Wednesday, November 6, 2013

Review: The Uninvited

 photo uninvited_zpsd7de2d67.jpg The Uninvited
by Liz Jensen

Source: eARC from NetGalley

Published by Bloomsbury Publishing PLC 
Publication date:  08 January 2013 

A seven-year-old girl puts a nail gun to her grandmother's neck and fires. An isolated incident, say the experts. The experts are wrong. Across the world, children are killing their families. Is violence contagious? As chilling murders by children grip the country, anthropologist Hesketh Lock has his own mystery to solve: a bizarre scandal in the Taiwan timber industry. Hesketh has never been good at relationships: Asperger's Syndrome has seen to that. But he does have a talent for spotting behavioral patterns and an outsider's fascination with group dynamics. Nothing obvious connects Hesketh's Asian case with the atrocities back home. Or with the increasingly odd behavior of his beloved stepson, Freddy. But when Hesketh's Taiwan contact dies shockingly and more acts of sabotage and child violence sweep the globe, he is forced to acknowledge possibilities that defy the rational principles on which he has staked his life, his career, and, most devastatingly of all, his role as a father. Part psychological thriller, part dystopian nightmare, The Uninvited is a powerful and viscerally unsettling portrait of apocalypse in embryo. (Goodreads)

My thoughts:
I loved Hesketh's character.  I admired how he coped with the outside world while suffering from Asperger's Syndrome.  His ability to spot patterns in the strange things that started happening all over the world, just draw me in.  I enjoyed all the interviews with the characters that was part of the first of the unusual happenings.   

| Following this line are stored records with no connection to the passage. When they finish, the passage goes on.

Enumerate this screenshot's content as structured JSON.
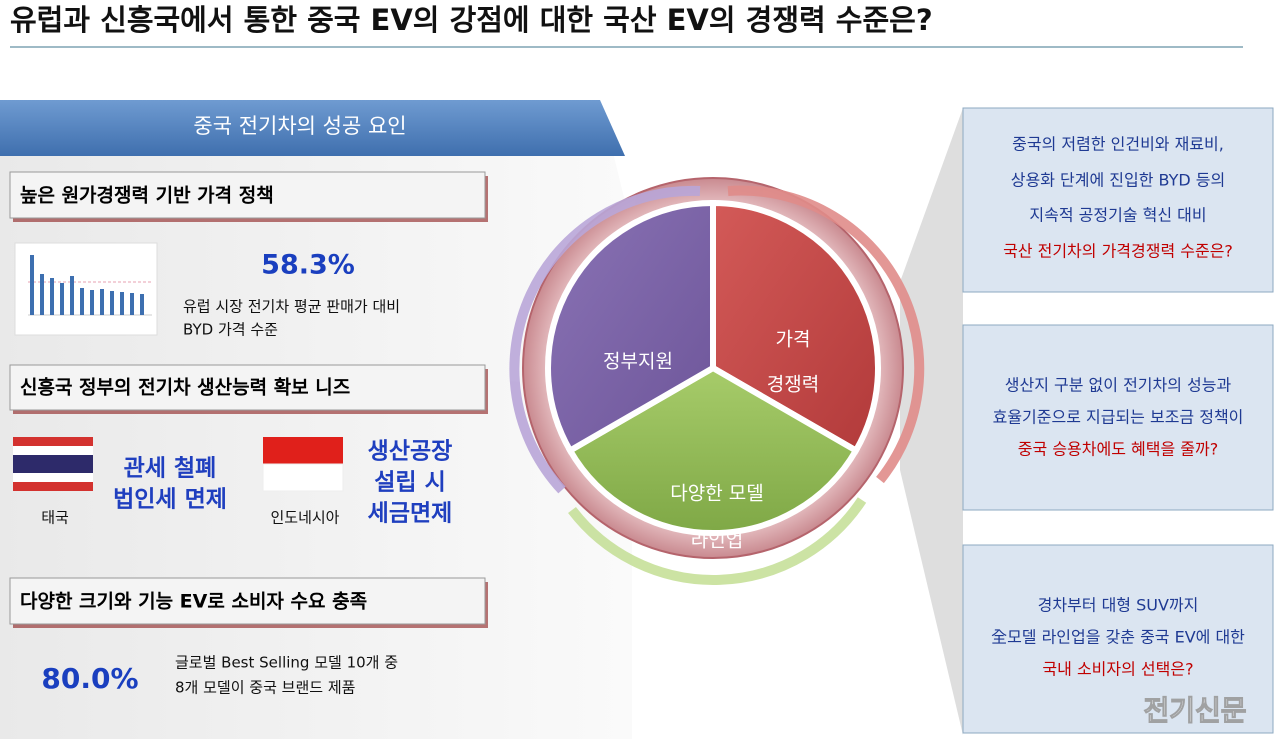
{
  "title": "유럽과 신흥국에서 통한 중국 EV의 강점에 대한 국산 EV의 경쟁력 수준은?",
  "left_panel": {
    "header": "중국 전기차의 성공 요인",
    "sections": [
      {
        "heading": "높은 원가경쟁력 기반 가격 정책",
        "stat": "58.3%",
        "description": [
          "유럽 시장 전기차 평균 판매가 대비",
          "BYD 가격 수준"
        ]
      },
      {
        "heading": "신흥국 정부의 전기차 생산능력 확보 니즈",
        "countries": [
          {
            "name": "태국",
            "benefits": [
              "관세 철폐",
              "법인세 면제"
            ]
          },
          {
            "name": "인도네시아",
            "benefits": [
              "생산공장",
              "설립 시",
              "세금면제"
            ]
          }
        ]
      },
      {
        "heading": "다양한 크기와 기능 EV로 소비자 수요 충족",
        "stat": "80.0%",
        "description": [
          "글로벌 Best Selling 모델 10개 중",
          "8개 모델이 중국 브랜드 제품"
        ]
      }
    ]
  },
  "cycle": {
    "segments": [
      {
        "label": [
          "정부지원"
        ]
      },
      {
        "label": [
          "가격",
          "경쟁력"
        ]
      },
      {
        "label": [
          "다양한 모델",
          "라인업"
        ]
      }
    ]
  },
  "questions": [
    {
      "lines": [
        "중국의 저렴한 인건비와 재료비,",
        "상용화 단계에 진입한 BYD 등의",
        "지속적 공정기술 혁신 대비"
      ],
      "highlight": "국산 전기차의 가격경쟁력 수준은?"
    },
    {
      "lines": [
        "생산지 구분 없이 전기차의 성능과",
        "효율기준으로 지급되는 보조금 정책이"
      ],
      "highlight": "중국 승용차에도 혜택을 줄까?"
    },
    {
      "lines": [
        "경차부터 대형 SUV까지",
        "全모델 라인업을 갖춘 중국 EV에 대한"
      ],
      "highlight": "국내 소비자의 선택은?"
    }
  ],
  "watermark": "전기신문"
}
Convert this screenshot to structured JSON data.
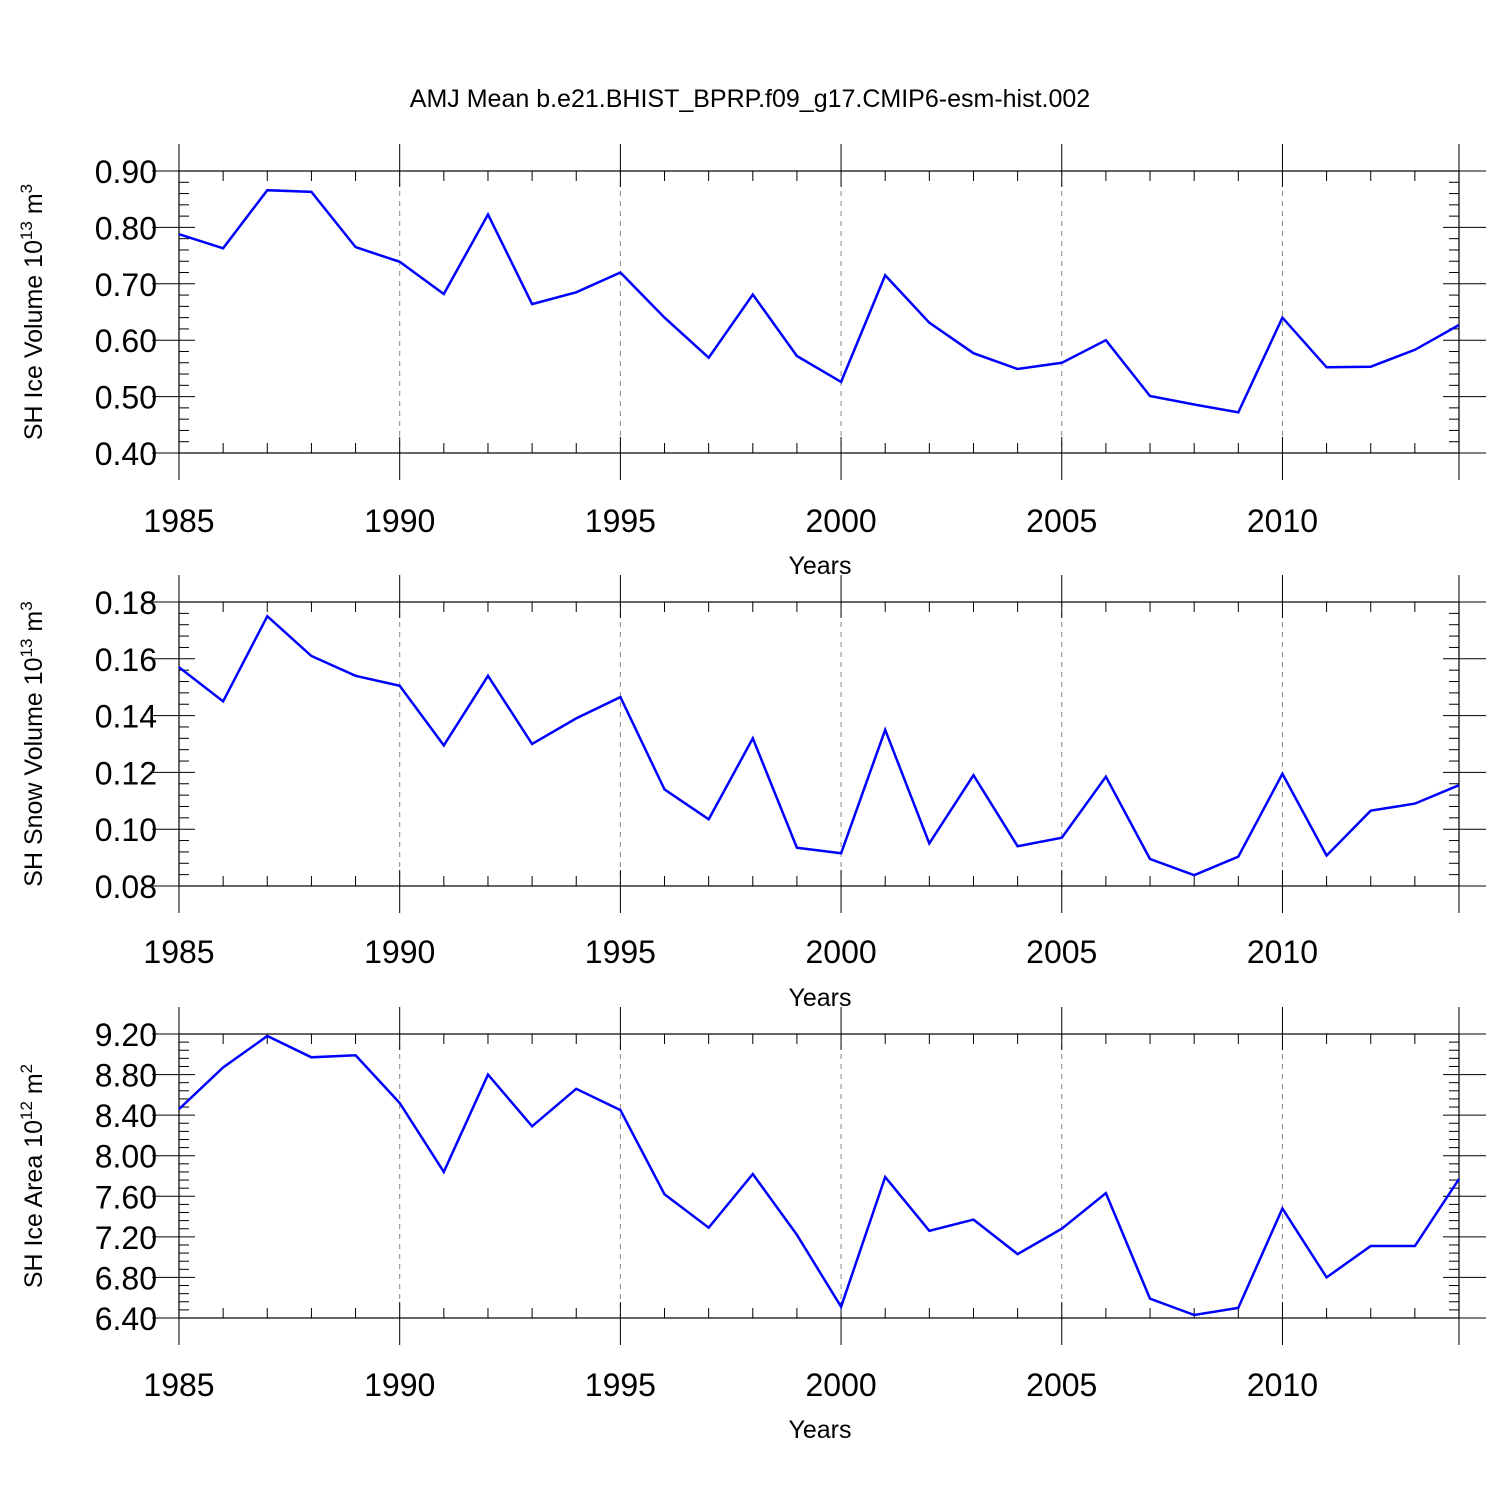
{
  "chart_title": "AMJ Mean b.e21.BHIST_BPRP.f09_g17.CMIP6-esm-hist.002",
  "chart_data": [
    {
      "type": "line",
      "title": "AMJ Mean b.e21.BHIST_BPRP.f09_g17.CMIP6-esm-hist.002",
      "xlabel": "Years",
      "ylabel": {
        "base": "SH Ice Volume 10",
        "exp": "13",
        "unit": " m",
        "unit_exp": "3"
      },
      "x": [
        1985,
        1986,
        1987,
        1988,
        1989,
        1990,
        1991,
        1992,
        1993,
        1994,
        1995,
        1996,
        1997,
        1998,
        1999,
        2000,
        2001,
        2002,
        2003,
        2004,
        2005,
        2006,
        2007,
        2008,
        2009,
        2010,
        2011,
        2012,
        2013,
        2014
      ],
      "series": [
        {
          "name": "SH Ice Volume",
          "color": "#0000ff",
          "values": [
            0.788,
            0.763,
            0.866,
            0.863,
            0.765,
            0.739,
            0.682,
            0.823,
            0.664,
            0.685,
            0.72,
            0.64,
            0.569,
            0.681,
            0.572,
            0.526,
            0.715,
            0.631,
            0.577,
            0.549,
            0.56,
            0.6,
            0.501,
            0.486,
            0.472,
            0.64,
            0.552,
            0.553,
            0.583,
            0.627
          ]
        }
      ],
      "xlim": [
        1985,
        2014
      ],
      "ylim": [
        0.4,
        0.9
      ],
      "xticks": [
        1985,
        1990,
        1995,
        2000,
        2005,
        2010
      ],
      "xtick_labels": [
        "1985",
        "1990",
        "1995",
        "2000",
        "2005",
        "2010"
      ],
      "yticks": [
        0.4,
        0.5,
        0.6,
        0.7,
        0.8,
        0.9
      ],
      "ytick_labels": [
        "0.40",
        "0.50",
        "0.60",
        "0.70",
        "0.80",
        "0.90"
      ],
      "grid": "vertical dashed at labeled years"
    },
    {
      "type": "line",
      "xlabel": "Years",
      "ylabel": {
        "base": "SH Snow Volume 10",
        "exp": "13",
        "unit": " m",
        "unit_exp": "3"
      },
      "x": [
        1985,
        1986,
        1987,
        1988,
        1989,
        1990,
        1991,
        1992,
        1993,
        1994,
        1995,
        1996,
        1997,
        1998,
        1999,
        2000,
        2001,
        2002,
        2003,
        2004,
        2005,
        2006,
        2007,
        2008,
        2009,
        2010,
        2011,
        2012,
        2013,
        2014
      ],
      "series": [
        {
          "name": "SH Snow Volume",
          "color": "#0000ff",
          "values": [
            0.157,
            0.145,
            0.175,
            0.161,
            0.154,
            0.1505,
            0.1295,
            0.154,
            0.13,
            0.139,
            0.1465,
            0.114,
            0.1035,
            0.132,
            0.0935,
            0.0915,
            0.135,
            0.095,
            0.119,
            0.094,
            0.097,
            0.1185,
            0.0895,
            0.0838,
            0.0903,
            0.1195,
            0.0907,
            0.1065,
            0.109,
            0.1155
          ]
        }
      ],
      "xlim": [
        1985,
        2014
      ],
      "ylim": [
        0.08,
        0.18
      ],
      "xticks": [
        1985,
        1990,
        1995,
        2000,
        2005,
        2010
      ],
      "xtick_labels": [
        "1985",
        "1990",
        "1995",
        "2000",
        "2005",
        "2010"
      ],
      "yticks": [
        0.08,
        0.1,
        0.12,
        0.14,
        0.16,
        0.18
      ],
      "ytick_labels": [
        "0.08",
        "0.10",
        "0.12",
        "0.14",
        "0.16",
        "0.18"
      ],
      "grid": "vertical dashed at labeled years"
    },
    {
      "type": "line",
      "xlabel": "Years",
      "ylabel": {
        "base": "SH Ice Area 10",
        "exp": "12",
        "unit": " m",
        "unit_exp": "2"
      },
      "x": [
        1985,
        1986,
        1987,
        1988,
        1989,
        1990,
        1991,
        1992,
        1993,
        1994,
        1995,
        1996,
        1997,
        1998,
        1999,
        2000,
        2001,
        2002,
        2003,
        2004,
        2005,
        2006,
        2007,
        2008,
        2009,
        2010,
        2011,
        2012,
        2013,
        2014
      ],
      "series": [
        {
          "name": "SH Ice Area",
          "color": "#0000ff",
          "values": [
            8.46,
            8.87,
            9.18,
            8.97,
            8.99,
            8.52,
            7.84,
            8.8,
            8.29,
            8.66,
            8.45,
            7.62,
            7.29,
            7.82,
            7.22,
            6.51,
            7.79,
            7.26,
            7.37,
            7.03,
            7.28,
            7.63,
            6.59,
            6.43,
            6.5,
            7.48,
            6.8,
            7.11,
            7.11,
            7.77
          ]
        }
      ],
      "xlim": [
        1985,
        2014
      ],
      "ylim": [
        6.4,
        9.2
      ],
      "xticks": [
        1985,
        1990,
        1995,
        2000,
        2005,
        2010
      ],
      "xtick_labels": [
        "1985",
        "1990",
        "1995",
        "2000",
        "2005",
        "2010"
      ],
      "yticks": [
        6.4,
        6.8,
        7.2,
        7.6,
        8.0,
        8.4,
        8.8,
        9.2
      ],
      "ytick_labels": [
        "6.40",
        "6.80",
        "7.20",
        "7.60",
        "8.00",
        "8.40",
        "8.80",
        "9.20"
      ],
      "grid": "vertical dashed at labeled years"
    }
  ]
}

Unfortunately after the first part of the book, I started feeling irritated with him.  His disability causes him to not connect with other people but his son, Freddy, is the exception.  Let me just say that I am not a parent.  I don't know if I would have felt different if I was.   But his blind obsession with the fact that his son would not turn into a stranger like the rest of the children of the world, just irked me.  I wanted to shake him and force him to look at the facts.  If I had in the story in book form, I probably would have thrown it across the room a few times. 

The ending just sort of crept up on me.  I have read some reviews, that mentioned that they felt cheated but I can see that there was no other way out for the characters.

All in all, it was a satisfying read even with the irritating stages.  I guess that is the essence of a good book when you feel like shaking some sense into the characters.

PS:  Just on a little side note that has no other use than just me venting -  there is little editing adjustment in the NetGalley edition.  Every word that uses the letter-combinations "ff", "fi" or "fl" will just have those letters omitted completely.  I assume it was to stop "would-be-torrenting" but still . . . annoying!